The proposal, which is expected to be ratified by the Federal Communications Commission next month, represents a significant modification of the commission's proposal last year to impose access charges of as much as $4 a month. Agency officials and some consumer advocates said yesterday they thought the plan would have a reasonable chance of winning approval from the Congress.

"Consumers have benefited tremendously," said Samuel Simon, director of the Telecommunications Research and Action Center. "This is tremendous backtracking by the FCC; it's a repudiation of their initial decision. We think Congress really ought to take a look at it."

FCC officials have said the access charges -- which would be tacked on to monthly phone bills sent out by local phone companies -- are necessary to end a longstanding system of cross-subsidies in which local rates have been kept artificially low at the expense of overpriced long-distance rates. By imposing access fees -- or "subscriber line rates" as the FCC now calls them -- the FCC argues it would be able to lower long-distance rates beyond the 6.1 percent reduction it approved for American Telephone & Telegraph Co. last year.

In the past, however, state regulators and members of Congress have argued that the fees, coming on top of higher local rates sparked by last year's AT&T breakup, would be an intolerable burden on low-income users. As a consequence, the new proposal reduces the level of access charges to $2 in 1986 and provides for discounts of up to $2 monthly for low-income consumers as defined by state and local governments.
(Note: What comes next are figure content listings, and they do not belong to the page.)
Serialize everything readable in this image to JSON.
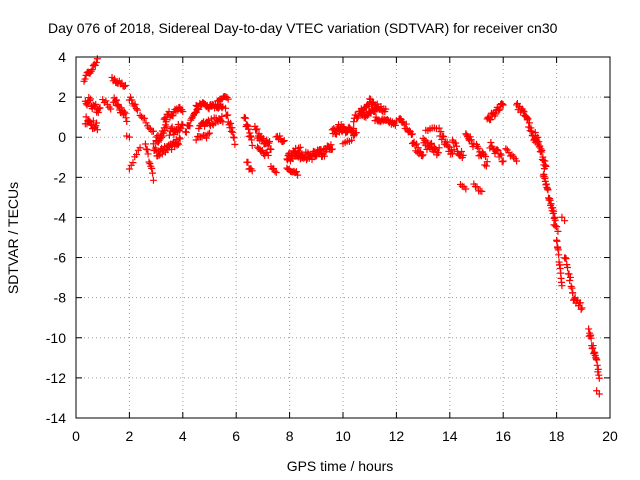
{
  "chart_data": {
    "type": "scatter",
    "title": "Day 076 of 2018, Sidereal Day-to-day VTEC variation (SDTVAR) for receiver cn30",
    "xlabel": "GPS time / hours",
    "ylabel": "SDTVAR / TECUs",
    "xlim": [
      0,
      20
    ],
    "ylim": [
      -14,
      4
    ],
    "xticks": [
      0,
      2,
      4,
      6,
      8,
      10,
      12,
      14,
      16,
      18,
      20
    ],
    "yticks": [
      -14,
      -12,
      -10,
      -8,
      -6,
      -4,
      -2,
      0,
      2,
      4
    ],
    "grid": true,
    "marker": "+",
    "color": "#ff0000",
    "series": [
      {
        "name": "SDTVAR",
        "segments": [
          {
            "x_start": 0.3,
            "x_end": 0.8,
            "y_start": 2.9,
            "y_end": 3.8,
            "spread": 0.25,
            "n": 14
          },
          {
            "x_start": 0.35,
            "x_end": 0.9,
            "y_start": 1.9,
            "y_end": 1.3,
            "spread": 0.45,
            "n": 18
          },
          {
            "x_start": 0.35,
            "x_end": 0.8,
            "y_start": 0.8,
            "y_end": 0.6,
            "spread": 0.5,
            "n": 16
          },
          {
            "x_start": 1.0,
            "x_end": 1.3,
            "y_start": 1.9,
            "y_end": 1.5,
            "spread": 0.25,
            "n": 6
          },
          {
            "x_start": 1.35,
            "x_end": 1.85,
            "y_start": 2.9,
            "y_end": 2.6,
            "spread": 0.2,
            "n": 12
          },
          {
            "x_start": 1.4,
            "x_end": 1.9,
            "y_start": 1.9,
            "y_end": 1.0,
            "spread": 0.45,
            "n": 18
          },
          {
            "x_start": 1.9,
            "x_end": 2.0,
            "y_start": 0.1,
            "y_end": 0.0,
            "spread": 0.1,
            "n": 2
          },
          {
            "x_start": 2.0,
            "x_end": 2.3,
            "y_start": 2.0,
            "y_end": 1.4,
            "spread": 0.3,
            "n": 8
          },
          {
            "x_start": 2.0,
            "x_end": 2.4,
            "y_start": -1.6,
            "y_end": -0.6,
            "spread": 0.3,
            "n": 7
          },
          {
            "x_start": 2.4,
            "x_end": 2.9,
            "y_start": 1.2,
            "y_end": 0.3,
            "spread": 0.3,
            "n": 10
          },
          {
            "x_start": 2.6,
            "x_end": 2.9,
            "y_start": -0.3,
            "y_end": -2.1,
            "spread": 0.3,
            "n": 10
          },
          {
            "x_start": 2.9,
            "x_end": 3.4,
            "y_start": -0.5,
            "y_end": 0.6,
            "spread": 0.5,
            "n": 22
          },
          {
            "x_start": 3.0,
            "x_end": 3.9,
            "y_start": -0.8,
            "y_end": -0.2,
            "spread": 0.4,
            "n": 32
          },
          {
            "x_start": 3.3,
            "x_end": 4.0,
            "y_start": 1.0,
            "y_end": 1.4,
            "spread": 0.35,
            "n": 20
          },
          {
            "x_start": 3.5,
            "x_end": 4.0,
            "y_start": 0.2,
            "y_end": 0.6,
            "spread": 0.5,
            "n": 16
          },
          {
            "x_start": 4.1,
            "x_end": 4.6,
            "y_start": 0.3,
            "y_end": 1.4,
            "spread": 0.3,
            "n": 16
          },
          {
            "x_start": 4.5,
            "x_end": 5.5,
            "y_start": 1.6,
            "y_end": 1.5,
            "spread": 0.3,
            "n": 30
          },
          {
            "x_start": 4.6,
            "x_end": 5.5,
            "y_start": 0.6,
            "y_end": 0.9,
            "spread": 0.35,
            "n": 26
          },
          {
            "x_start": 4.5,
            "x_end": 5.0,
            "y_start": -0.1,
            "y_end": 0.1,
            "spread": 0.25,
            "n": 10
          },
          {
            "x_start": 5.3,
            "x_end": 5.7,
            "y_start": 1.8,
            "y_end": 2.0,
            "spread": 0.2,
            "n": 10
          },
          {
            "x_start": 5.6,
            "x_end": 5.95,
            "y_start": 1.4,
            "y_end": -0.2,
            "spread": 0.4,
            "n": 14
          },
          {
            "x_start": 6.3,
            "x_end": 6.6,
            "y_start": 1.0,
            "y_end": -0.4,
            "spread": 0.4,
            "n": 14
          },
          {
            "x_start": 6.4,
            "x_end": 6.6,
            "y_start": -1.2,
            "y_end": -1.8,
            "spread": 0.3,
            "n": 6
          },
          {
            "x_start": 6.7,
            "x_end": 7.3,
            "y_start": 0.3,
            "y_end": -0.5,
            "spread": 0.5,
            "n": 24
          },
          {
            "x_start": 6.8,
            "x_end": 7.2,
            "y_start": -0.6,
            "y_end": -0.9,
            "spread": 0.25,
            "n": 10
          },
          {
            "x_start": 7.3,
            "x_end": 7.5,
            "y_start": -1.5,
            "y_end": -1.8,
            "spread": 0.2,
            "n": 5
          },
          {
            "x_start": 7.5,
            "x_end": 7.8,
            "y_start": 0.1,
            "y_end": -0.3,
            "spread": 0.3,
            "n": 8
          },
          {
            "x_start": 7.9,
            "x_end": 8.4,
            "y_start": -1.1,
            "y_end": -0.6,
            "spread": 0.45,
            "n": 24
          },
          {
            "x_start": 7.9,
            "x_end": 8.3,
            "y_start": -1.6,
            "y_end": -1.8,
            "spread": 0.3,
            "n": 10
          },
          {
            "x_start": 8.3,
            "x_end": 9.2,
            "y_start": -1.0,
            "y_end": -0.8,
            "spread": 0.45,
            "n": 36
          },
          {
            "x_start": 9.2,
            "x_end": 9.6,
            "y_start": -0.9,
            "y_end": -0.4,
            "spread": 0.4,
            "n": 16
          },
          {
            "x_start": 9.6,
            "x_end": 10.0,
            "y_start": 0.2,
            "y_end": 0.6,
            "spread": 0.5,
            "n": 16
          },
          {
            "x_start": 9.8,
            "x_end": 10.5,
            "y_start": 0.5,
            "y_end": 0.3,
            "spread": 0.4,
            "n": 22
          },
          {
            "x_start": 10.0,
            "x_end": 10.4,
            "y_start": -0.3,
            "y_end": 0.0,
            "spread": 0.2,
            "n": 6
          },
          {
            "x_start": 10.4,
            "x_end": 11.0,
            "y_start": 0.9,
            "y_end": 1.7,
            "spread": 0.3,
            "n": 22
          },
          {
            "x_start": 10.7,
            "x_end": 11.3,
            "y_start": 1.0,
            "y_end": 1.4,
            "spread": 0.3,
            "n": 20
          },
          {
            "x_start": 11.0,
            "x_end": 11.6,
            "y_start": 1.8,
            "y_end": 1.3,
            "spread": 0.25,
            "n": 18
          },
          {
            "x_start": 11.2,
            "x_end": 12.0,
            "y_start": 0.9,
            "y_end": 0.7,
            "spread": 0.25,
            "n": 22
          },
          {
            "x_start": 12.1,
            "x_end": 12.6,
            "y_start": 0.9,
            "y_end": 0.2,
            "spread": 0.3,
            "n": 14
          },
          {
            "x_start": 12.6,
            "x_end": 13.0,
            "y_start": -0.3,
            "y_end": -0.8,
            "spread": 0.45,
            "n": 14
          },
          {
            "x_start": 13.0,
            "x_end": 13.6,
            "y_start": -0.3,
            "y_end": -0.7,
            "spread": 0.5,
            "n": 22
          },
          {
            "x_start": 13.1,
            "x_end": 13.5,
            "y_start": 0.4,
            "y_end": 0.4,
            "spread": 0.2,
            "n": 6
          },
          {
            "x_start": 13.6,
            "x_end": 14.1,
            "y_start": 0.3,
            "y_end": -0.9,
            "spread": 0.45,
            "n": 16
          },
          {
            "x_start": 14.1,
            "x_end": 14.5,
            "y_start": -0.3,
            "y_end": -1.0,
            "spread": 0.45,
            "n": 14
          },
          {
            "x_start": 14.4,
            "x_end": 14.6,
            "y_start": -2.3,
            "y_end": -2.6,
            "spread": 0.2,
            "n": 4
          },
          {
            "x_start": 14.6,
            "x_end": 14.9,
            "y_start": 0.2,
            "y_end": -0.4,
            "spread": 0.35,
            "n": 10
          },
          {
            "x_start": 14.9,
            "x_end": 15.2,
            "y_start": -2.4,
            "y_end": -2.7,
            "spread": 0.2,
            "n": 6
          },
          {
            "x_start": 15.0,
            "x_end": 15.4,
            "y_start": -0.6,
            "y_end": -1.3,
            "spread": 0.5,
            "n": 14
          },
          {
            "x_start": 15.4,
            "x_end": 16.0,
            "y_start": 0.8,
            "y_end": 1.6,
            "spread": 0.4,
            "n": 20
          },
          {
            "x_start": 15.5,
            "x_end": 16.0,
            "y_start": -0.4,
            "y_end": -1.1,
            "spread": 0.4,
            "n": 14
          },
          {
            "x_start": 16.1,
            "x_end": 16.5,
            "y_start": -0.6,
            "y_end": -1.1,
            "spread": 0.3,
            "n": 8
          },
          {
            "x_start": 16.5,
            "x_end": 16.9,
            "y_start": 1.6,
            "y_end": 1.0,
            "spread": 0.3,
            "n": 14
          },
          {
            "x_start": 16.9,
            "x_end": 17.2,
            "y_start": 0.9,
            "y_end": -0.4,
            "spread": 0.4,
            "n": 12
          },
          {
            "x_start": 17.2,
            "x_end": 17.6,
            "y_start": 0.3,
            "y_end": -1.6,
            "spread": 0.5,
            "n": 22
          },
          {
            "x_start": 17.5,
            "x_end": 17.95,
            "y_start": -1.9,
            "y_end": -4.1,
            "spread": 0.35,
            "n": 24
          },
          {
            "x_start": 17.9,
            "x_end": 18.05,
            "y_start": -4.3,
            "y_end": -4.6,
            "spread": 0.2,
            "n": 4
          },
          {
            "x_start": 18.0,
            "x_end": 18.2,
            "y_start": -5.0,
            "y_end": -7.3,
            "spread": 0.5,
            "n": 14
          },
          {
            "x_start": 18.2,
            "x_end": 18.3,
            "y_start": -4.0,
            "y_end": -4.2,
            "spread": 0.1,
            "n": 2
          },
          {
            "x_start": 18.3,
            "x_end": 18.6,
            "y_start": -5.9,
            "y_end": -7.6,
            "spread": 0.35,
            "n": 12
          },
          {
            "x_start": 18.6,
            "x_end": 18.95,
            "y_start": -7.9,
            "y_end": -8.5,
            "spread": 0.35,
            "n": 12
          },
          {
            "x_start": 19.2,
            "x_end": 19.6,
            "y_start": -9.6,
            "y_end": -11.8,
            "spread": 0.45,
            "n": 22
          },
          {
            "x_start": 19.5,
            "x_end": 19.6,
            "y_start": -12.6,
            "y_end": -12.8,
            "spread": 0.1,
            "n": 2
          }
        ]
      }
    ]
  }
}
In addition, to prevent large business users from "bypassing" the local telephone network by setting up their own telecommunications systems, the joint board proposal recommends a special rate discount for big businesses. If a state regulatory body concludes that the discount is needed to keep the business on the network, residential access charges could increase to a total of $2.35 per month to help cover the shortfall caused by the discount.

The joint board that drafted the access charge plan is a special body of FCC members and state regulators who make recommendations to the full FCC. Although approval from the commission is considered virtually automatic, Congress still has the power to veto any of the agency's actions.